We know that a function $f:\,\mathbb{R}\rightarrow\mathbb{R}$ is Lipschitz continuous if exists a real constant $C>0$ such that $$\left|f\left(x\right)-f\left(y\right)\right|\leq C\left|x-y\right|\tag{1}$$ for all $x,y\in\mathbb{R}$. Now assume that for all $\epsilon>0$ exists a $C=C\left(\epsilon\right)>0$ such that $$\left|f\left(x\right)-f\left(y\right)\right|\leq C\left(\epsilon\right)\left|x-y\right|\tag{2}$$ for all $x,y\in\mathbb{R}$ such that $\left|x-y\right|>\epsilon$. My question is:
are these definitions equivalent?
It is obvious that $\left(1\right)\Rightarrow\left(2\right)$ but I'm not sure about the other implication. I tried to prove it by absurd but I get nothing.

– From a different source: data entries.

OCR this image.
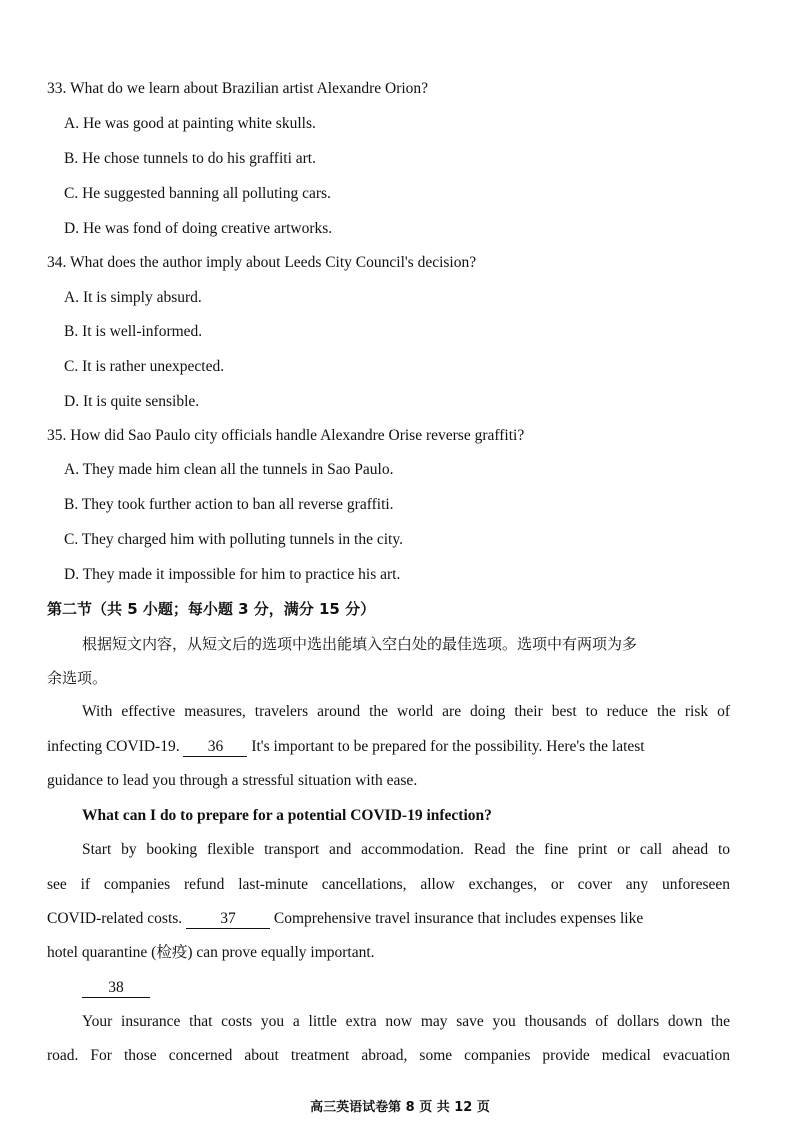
33. What do we learn about Brazilian artist Alexandre Orion?
A. He was good at painting white skulls.
B. He chose tunnels to do his graffiti art.
C. He suggested banning all polluting cars.
D. He was fond of doing creative artworks.
34. What does the author imply about Leeds City Council's decision?
A. It is simply absurd.
B. It is well-informed.
C. It is rather unexpected.
D. It is quite sensible.
35. How did Sao Paulo city officials handle Alexandre Orise reverse graffiti?
A. They made him clean all the tunnels in Sao Paulo.
B. They took further action to ban all reverse graffiti.
C. They charged him with polluting tunnels in the city.
D. They made it impossible for him to practice his art.
第二节（共 5 小题；每小题 3 分，满分 15 分）
根据短文内容，从短文后的选项中选出能填入空白处的最佳选项。选项中有两项为多
余选项。
With effective measures, travelers around the world are doing their best to reduce the risk of
infecting COVID-19. 36 It's important to be prepared for the possibility. Here's the latest
guidance to lead you through a stressful situation with ease.
What can I do to prepare for a potential COVID-19 infection?
Start by booking flexible transport and accommodation. Read the fine print or call ahead to
see if companies refund last-minute cancellations, allow exchanges, or cover any unforeseen
COVID-related costs. 37 Comprehensive travel insurance that includes expenses like
hotel quarantine (检疫) can prove equally important.
38
Your insurance that costs you a little extra now may save you thousands of dollars down the
road. For those concerned about treatment abroad, some companies provide medical evacuation
高三英语试卷第 8 页 共 12 页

I assume you mean to write $|x-y|<\epsilon$ at the end there. The definitions are not equivalent in general. We call the functions satisfying $(2)$ locally Lipschitz continuous. If your space is nice enough, i.e. locally compact, then we have $f$ is locally Lipschitz iff $f$ is Lipschitz on every compact subset of the space.